Si la Corée du Nord procède à un essai, il s’agirait du septième essai nucléaire souterrain du pays et du premier en près de cinq ans. D’autres essais de missiles sont également à surveiller. Outre le Hwasong-12, la Corée du Nord possède également trois missiles balistiques intercontinentaux (ICBM) capables de survoler le Japon, bien qu’ils n’aient pas encore été testés « à leur pleine portée« , a déclaré M. Lewis.
« Il s’agit probablement d’une mise en bouche pour le plat principal, qui est encore à venir« , a-t-il ajouté. « Je m’attends à ce que, lorsque la Corée du Nord aura davantage confiance dans l’un de ses ICBM, elle puisse en faire voler un à pleine portée au-dessus du Japon. »

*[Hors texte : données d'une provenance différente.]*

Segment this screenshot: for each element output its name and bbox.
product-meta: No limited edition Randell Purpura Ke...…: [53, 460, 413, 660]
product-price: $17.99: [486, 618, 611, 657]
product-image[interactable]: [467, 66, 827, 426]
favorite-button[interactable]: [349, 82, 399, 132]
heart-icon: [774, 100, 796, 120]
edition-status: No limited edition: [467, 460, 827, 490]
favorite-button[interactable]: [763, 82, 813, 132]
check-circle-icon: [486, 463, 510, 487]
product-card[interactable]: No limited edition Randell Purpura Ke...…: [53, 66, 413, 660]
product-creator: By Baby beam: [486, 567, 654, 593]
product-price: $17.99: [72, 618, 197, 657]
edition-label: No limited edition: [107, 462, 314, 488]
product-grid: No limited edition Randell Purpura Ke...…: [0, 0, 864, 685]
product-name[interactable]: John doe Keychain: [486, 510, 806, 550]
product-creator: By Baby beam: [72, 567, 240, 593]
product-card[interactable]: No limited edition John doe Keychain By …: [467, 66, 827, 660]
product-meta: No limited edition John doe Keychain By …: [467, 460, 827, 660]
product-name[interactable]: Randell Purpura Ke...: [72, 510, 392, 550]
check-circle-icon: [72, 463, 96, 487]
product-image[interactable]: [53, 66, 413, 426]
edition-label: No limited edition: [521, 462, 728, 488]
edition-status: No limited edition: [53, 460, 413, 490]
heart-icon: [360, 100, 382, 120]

Leif-Eric Easley, professeur associé d’études internationales à l’université Ewha Womans de Séoul, a ajouté que la Corée du Nord « pourrait attendre que la Chine tienne son congrès du parti communiste à la mi-octobre pour « effectuer un test encore plus important » ».
« Le régime des Kim développe des armes telles que des ogives nucléaires tactiques et des missiles balistiques lancés par sous-marin dans le cadre d’une stratégie à long terme visant à distancer la Corée du Sud dans une course aux armements et à semer la discorde entre les alliés des États-Unis« , a déclaré M. Easley.